This year has been a wild ride, with certain asset classes starting off well and then fizzling.
At the same time, the general large-cap equity sector has been a great trade to date in 2014.
Going forward we feel the following market themes will dominate for 2015 and drive our investment strategy:
- How long will the U.S. Federal Reserve feel comfortable taking “considerable time,” as it mentioned in a recent post-meeting communique, before nudging interest rates up?
- Oil prices: If we happen to hit $40 per barrel and, what will OPEC do in response? Will it be a blessing or a curse?
- Will the US dollar continue to strengthen and will commodities priced in dollars continue to falter?
- Will Europe recover and what about emerging markets?
Year in review
The US equity market has continued its rally thanks to the supply of freshly printed US dollars from the Federal Reserve.
Never fight the Fed is the number one rule in investing, but this rally has a flash flood feel and the rising tide is lifting all boats.
The Fed’s balance sheet expansion, U.S. debt levels and near-zero interest rates also have to be considered.
Just being long the US equity market worked well in 2014? Will it in 2015? Betting big on stocks is riskier than my people realize, in my opinion.
I expect that the Fed will not pay attention to large institutional investors clamoring about the massive drop in oil prices and the default risk to energy companies and their lenders.
In my opinion, the Fed will not raise interest rates until late in 2015 and don’t be surprised in oil falls below the $40 per barrel mark.
The dollar may strengthen further in my opinion.

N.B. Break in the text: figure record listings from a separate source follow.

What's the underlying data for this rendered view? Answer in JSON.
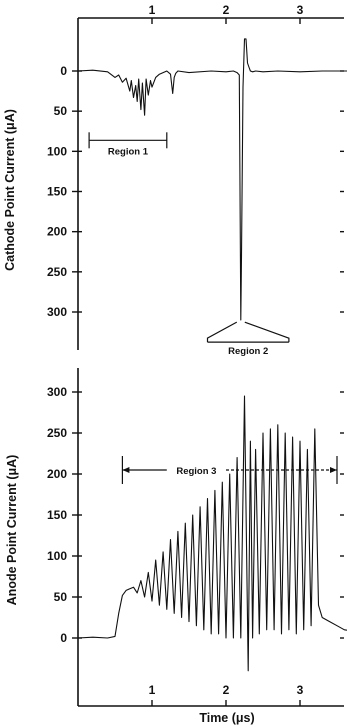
{
  "chart_data": [
    {
      "type": "line",
      "panel": "top",
      "ylabel": "Cathode Point Current (μA)",
      "xlim": [
        0,
        3.75
      ],
      "ylim_inverted": [
        -40,
        350
      ],
      "x_ticks": [
        "1",
        "2",
        "3"
      ],
      "x_tick_values": [
        1,
        2,
        3
      ],
      "y_ticks": [
        "0",
        "50",
        "100",
        "150",
        "200",
        "250",
        "300"
      ],
      "y_tick_values": [
        0,
        50,
        100,
        150,
        200,
        250,
        300
      ],
      "annotations": [
        {
          "text": "Region 1",
          "x_range": [
            0.15,
            1.2
          ],
          "y": 90
        },
        {
          "text": "Region 2",
          "x_range": [
            1.75,
            2.85
          ],
          "y": 340
        }
      ],
      "series": [
        {
          "x": [
            0.0,
            0.2,
            0.4,
            0.5,
            0.55,
            0.6,
            0.65,
            0.7,
            0.72,
            0.75,
            0.78,
            0.8,
            0.82,
            0.85,
            0.87,
            0.9,
            0.92,
            0.95,
            0.98,
            1.0,
            1.05,
            1.1,
            1.15,
            1.2,
            1.25,
            1.28,
            1.3,
            1.32,
            1.35,
            1.5,
            1.8,
            2.0,
            2.1,
            2.15,
            2.18,
            2.2,
            2.21,
            2.23,
            2.25,
            2.27,
            2.29,
            2.31,
            2.33,
            2.36,
            2.4,
            2.5,
            2.7,
            3.0,
            3.3,
            3.75
          ],
          "y": [
            0,
            -1,
            1,
            8,
            5,
            14,
            9,
            25,
            12,
            33,
            18,
            38,
            10,
            48,
            15,
            55,
            10,
            30,
            12,
            20,
            8,
            4,
            2,
            0,
            4,
            28,
            8,
            3,
            0,
            2,
            0,
            1,
            0,
            2,
            5,
            310,
            230,
            20,
            -40,
            -40,
            -10,
            -5,
            0,
            1,
            0,
            1,
            0,
            1,
            0,
            0
          ]
        }
      ]
    },
    {
      "type": "line",
      "panel": "bottom",
      "ylabel": "Anode Point Current (μA)",
      "xlabel": "Time (μs)",
      "xlim": [
        0,
        3.75
      ],
      "ylim": [
        -40,
        330
      ],
      "x_ticks": [
        "1",
        "2",
        "3"
      ],
      "x_tick_values": [
        1,
        2,
        3
      ],
      "y_ticks": [
        "0",
        "50",
        "100",
        "150",
        "200",
        "250",
        "300"
      ],
      "y_tick_values": [
        0,
        50,
        100,
        150,
        200,
        250,
        300
      ],
      "annotations": [
        {
          "text": "Region 3",
          "x_range": [
            0.6,
            3.5
          ],
          "y": 200
        }
      ],
      "series": [
        {
          "x": [
            0.0,
            0.2,
            0.4,
            0.5,
            0.55,
            0.6,
            0.65,
            0.7,
            0.75,
            0.8,
            0.85,
            0.9,
            0.95,
            1.0,
            1.05,
            1.1,
            1.15,
            1.2,
            1.25,
            1.3,
            1.35,
            1.4,
            1.45,
            1.5,
            1.55,
            1.6,
            1.65,
            1.7,
            1.75,
            1.8,
            1.85,
            1.9,
            1.95,
            2.0,
            2.05,
            2.1,
            2.15,
            2.2,
            2.25,
            2.3,
            2.33,
            2.36,
            2.4,
            2.45,
            2.5,
            2.55,
            2.6,
            2.65,
            2.7,
            2.75,
            2.8,
            2.85,
            2.9,
            2.95,
            3.0,
            3.05,
            3.1,
            3.15,
            3.2,
            3.25,
            3.3,
            3.4,
            3.5,
            3.6,
            3.75
          ],
          "y": [
            0,
            1,
            0,
            2,
            30,
            52,
            58,
            60,
            62,
            55,
            70,
            50,
            80,
            45,
            95,
            40,
            105,
            35,
            120,
            30,
            130,
            25,
            140,
            20,
            150,
            15,
            160,
            10,
            170,
            5,
            180,
            5,
            190,
            0,
            200,
            0,
            220,
            0,
            295,
            -40,
            240,
            0,
            230,
            5,
            250,
            10,
            255,
            10,
            260,
            5,
            250,
            10,
            245,
            5,
            240,
            10,
            230,
            15,
            255,
            40,
            25,
            20,
            15,
            10,
            8
          ]
        }
      ]
    }
  ]
}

Given the weak economic environment outside the U.S., the yen, euro and Chinese renminbi don’t look attractive.
The Australian, New Zealand and Canadian currencies are under pressure from the decline in energy prices.

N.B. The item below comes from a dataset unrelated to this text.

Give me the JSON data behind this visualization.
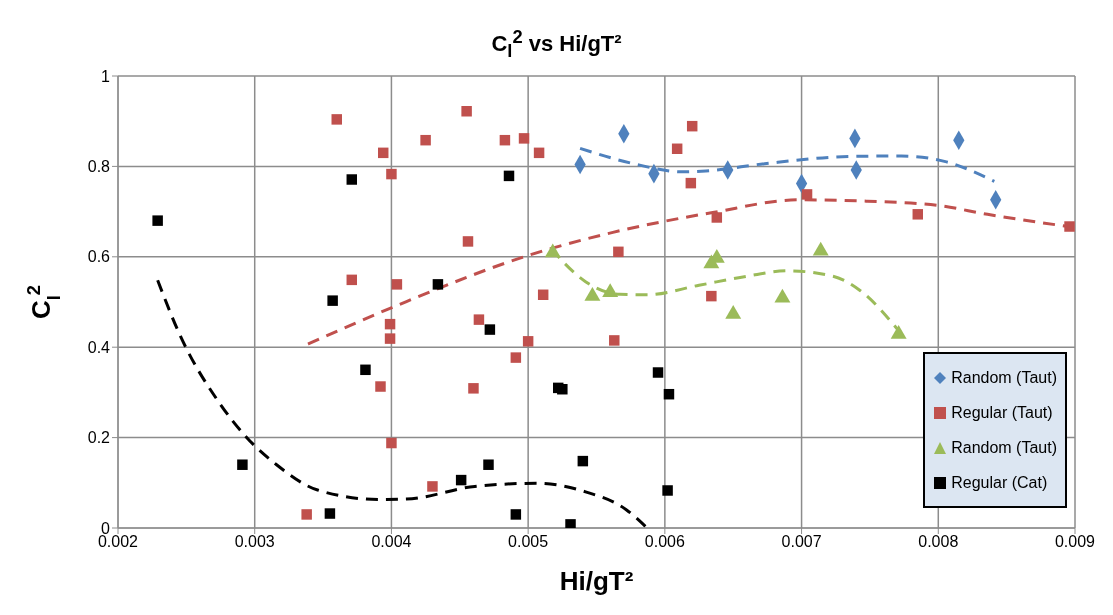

The Eurozone is pretty weak right now, but ECB President Mario Draghi is determined, in my view, to step in with targeted loans and asset purchases.

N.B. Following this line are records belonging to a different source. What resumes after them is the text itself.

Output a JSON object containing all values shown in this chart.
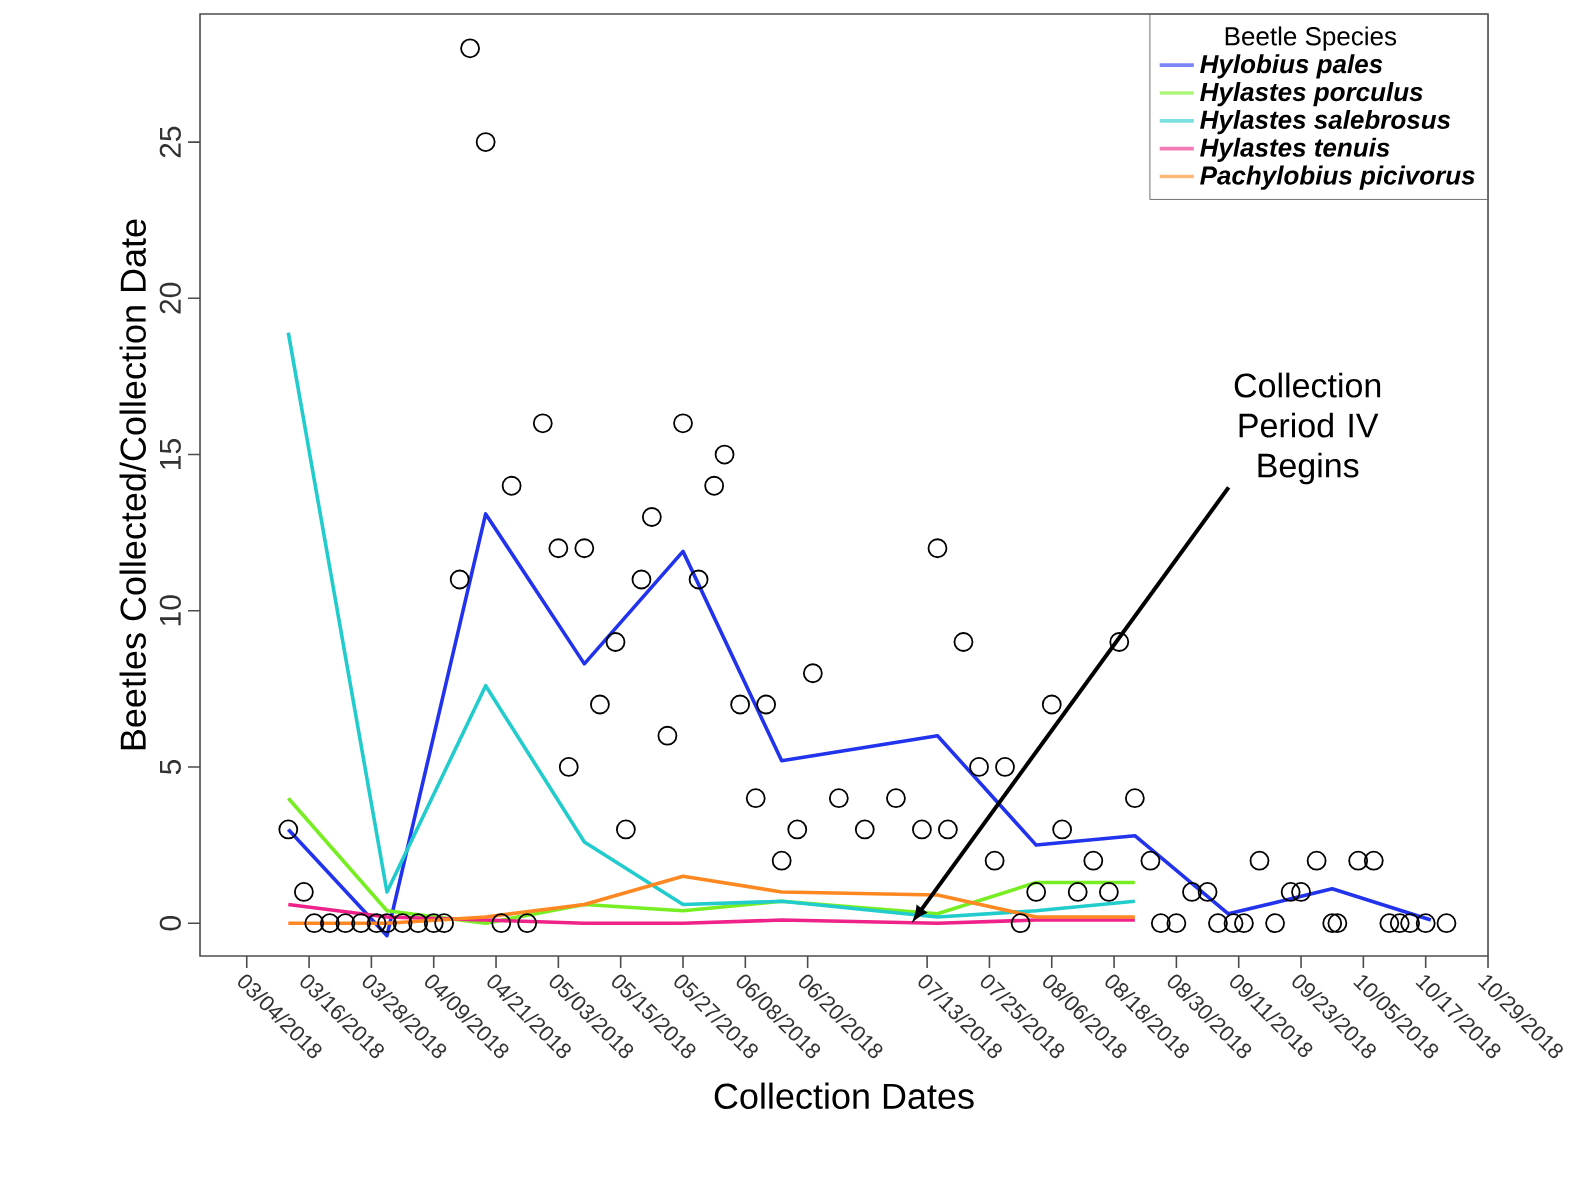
{
  "chart_data": {
    "type": "line",
    "xlabel": "Collection Dates",
    "ylabel": "Beetles Collected/Collection Date",
    "legend_title": "Beetle Species",
    "legend": "top right",
    "xlim": [
      "2018-02-23",
      "2018-10-29"
    ],
    "ylim": [
      -1.05,
      29.1
    ],
    "xticks": [
      {
        "value": "2018-03-04",
        "label": "03/04/2018"
      },
      {
        "value": "2018-03-16",
        "label": "03/16/2018"
      },
      {
        "value": "2018-03-28",
        "label": "03/28/2018"
      },
      {
        "value": "2018-04-09",
        "label": "04/09/2018"
      },
      {
        "value": "2018-04-21",
        "label": "04/21/2018"
      },
      {
        "value": "2018-05-03",
        "label": "05/03/2018"
      },
      {
        "value": "2018-05-15",
        "label": "05/15/2018"
      },
      {
        "value": "2018-05-27",
        "label": "05/27/2018"
      },
      {
        "value": "2018-06-08",
        "label": "06/08/2018"
      },
      {
        "value": "2018-06-20",
        "label": "06/20/2018"
      },
      {
        "value": "2018-07-13",
        "label": "07/13/2018"
      },
      {
        "value": "2018-07-25",
        "label": "07/25/2018"
      },
      {
        "value": "2018-08-06",
        "label": "08/06/2018"
      },
      {
        "value": "2018-08-18",
        "label": "08/18/2018"
      },
      {
        "value": "2018-08-30",
        "label": "08/30/2018"
      },
      {
        "value": "2018-09-11",
        "label": "09/11/2018"
      },
      {
        "value": "2018-09-23",
        "label": "09/23/2018"
      },
      {
        "value": "2018-10-05",
        "label": "10/05/2018"
      },
      {
        "value": "2018-10-17",
        "label": "10/17/2018"
      },
      {
        "value": "2018-10-29",
        "label": "10/29/2018"
      }
    ],
    "yticks": [
      0,
      5,
      10,
      15,
      20,
      25
    ],
    "annotations": [
      {
        "text": "Collection Period IV Begins",
        "x": "2018-07-10",
        "y": 0
      }
    ],
    "series": [
      {
        "type": "scatter",
        "marker": "circle",
        "color": "#000000",
        "x": [
          "2018-03-12",
          "2018-03-15",
          "2018-03-17",
          "2018-03-20",
          "2018-03-23",
          "2018-03-26",
          "2018-03-29",
          "2018-03-31",
          "2018-04-03",
          "2018-04-06",
          "2018-04-09",
          "2018-04-11",
          "2018-04-14",
          "2018-04-16",
          "2018-04-19",
          "2018-04-22",
          "2018-04-24",
          "2018-04-27",
          "2018-04-30",
          "2018-05-03",
          "2018-05-05",
          "2018-05-08",
          "2018-05-11",
          "2018-05-14",
          "2018-05-16",
          "2018-05-19",
          "2018-05-21",
          "2018-05-24",
          "2018-05-27",
          "2018-05-30",
          "2018-06-02",
          "2018-06-04",
          "2018-06-07",
          "2018-06-10",
          "2018-06-12",
          "2018-06-15",
          "2018-06-18",
          "2018-06-21",
          "2018-06-26",
          "2018-07-01",
          "2018-07-07",
          "2018-07-12",
          "2018-07-15",
          "2018-07-17",
          "2018-07-20",
          "2018-07-23",
          "2018-07-26",
          "2018-07-28",
          "2018-07-31",
          "2018-08-03",
          "2018-08-06",
          "2018-08-08",
          "2018-08-11",
          "2018-08-14",
          "2018-08-17",
          "2018-08-19",
          "2018-08-22",
          "2018-08-25",
          "2018-08-27",
          "2018-08-30",
          "2018-09-02",
          "2018-09-05",
          "2018-09-07",
          "2018-09-10",
          "2018-09-12",
          "2018-09-15",
          "2018-09-18",
          "2018-09-21",
          "2018-09-23",
          "2018-09-26",
          "2018-09-29",
          "2018-09-30",
          "2018-10-04",
          "2018-10-07",
          "2018-10-10",
          "2018-10-12",
          "2018-10-14",
          "2018-10-17",
          "2018-10-21"
        ],
        "values": [
          3,
          1,
          0,
          0,
          0,
          0,
          0,
          0,
          0,
          0,
          0,
          0,
          11,
          28,
          25,
          0,
          14,
          0,
          16,
          12,
          5,
          12,
          7,
          9,
          3,
          11,
          13,
          6,
          16,
          11,
          14,
          15,
          7,
          4,
          7,
          2,
          3,
          8,
          4,
          3,
          4,
          3,
          12,
          3,
          9,
          5,
          2,
          5,
          0,
          1,
          7,
          3,
          1,
          2,
          1,
          9,
          4,
          2,
          0,
          0,
          1,
          1,
          0,
          0,
          0,
          2,
          0,
          1,
          1,
          2,
          0,
          0,
          2,
          2,
          0,
          0,
          0,
          0,
          0
        ]
      },
      {
        "name": "Hylobius pales",
        "color": "#2233ee",
        "x": [
          "2018-03-12",
          "2018-03-31",
          "2018-04-19",
          "2018-05-08",
          "2018-05-27",
          "2018-06-15",
          "2018-07-15",
          "2018-08-03",
          "2018-08-22",
          "2018-09-09",
          "2018-09-29",
          "2018-10-18"
        ],
        "values": [
          3.0,
          -0.4,
          13.1,
          8.3,
          11.9,
          5.2,
          6.0,
          2.5,
          2.8,
          0.3,
          1.1,
          0.1
        ]
      },
      {
        "name": "Hylastes porculus",
        "color": "#77ee22",
        "x": [
          "2018-03-12",
          "2018-03-31",
          "2018-04-19",
          "2018-05-08",
          "2018-05-27",
          "2018-06-15",
          "2018-07-15",
          "2018-08-03",
          "2018-08-22"
        ],
        "values": [
          4.0,
          0.4,
          0.0,
          0.6,
          0.4,
          0.7,
          0.3,
          1.3,
          1.3
        ]
      },
      {
        "name": "Hylastes salebrosus",
        "color": "#22cccc",
        "x": [
          "2018-03-12",
          "2018-03-31",
          "2018-04-19",
          "2018-05-08",
          "2018-05-27",
          "2018-06-15",
          "2018-07-15",
          "2018-08-03",
          "2018-08-22"
        ],
        "values": [
          18.9,
          1.0,
          7.6,
          2.6,
          0.6,
          0.7,
          0.2,
          0.4,
          0.7
        ]
      },
      {
        "name": "Hylastes tenuis",
        "color": "#ee2288",
        "x": [
          "2018-03-12",
          "2018-03-31",
          "2018-04-19",
          "2018-05-08",
          "2018-05-27",
          "2018-06-15",
          "2018-07-15",
          "2018-08-03",
          "2018-08-22"
        ],
        "values": [
          0.6,
          0.2,
          0.1,
          0.0,
          0.0,
          0.1,
          0.0,
          0.1,
          0.1
        ]
      },
      {
        "name": "Pachylobius picivorus",
        "color": "#ff8822",
        "x": [
          "2018-03-12",
          "2018-03-31",
          "2018-04-19",
          "2018-05-08",
          "2018-05-27",
          "2018-06-15",
          "2018-07-15",
          "2018-08-03",
          "2018-08-22"
        ],
        "values": [
          0.0,
          0.0,
          0.2,
          0.6,
          1.5,
          1.0,
          0.9,
          0.2,
          0.2
        ]
      }
    ]
  }
}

The economic picture of Europe is complex, given the disparity of economies in that region. However, I expect a nascent recovery to take hold.
Emerging markets are in trouble. The Russian invasion of Ukraine and the resulting US sanctions started the mess.
Brazil has been weakened by challenges at its state-owned oil company Petrobras. Chinese growth has slowed markedly.
That said, in my opinion, renewed growth in India and China will improve the emerging market outlook next year.
Any improvement in the Russia and Ukraine standoff will help as well.
DISCLAIMER: The investments discussed are held in client accounts as of November 30, 2014. These investments may or may not be currently held in client accounts. The reader should not assume that any investments identified were or will be profitable or that any investment recommendations or investment decisions we make in the future will be profitable. Past performance is no guarantee of future results.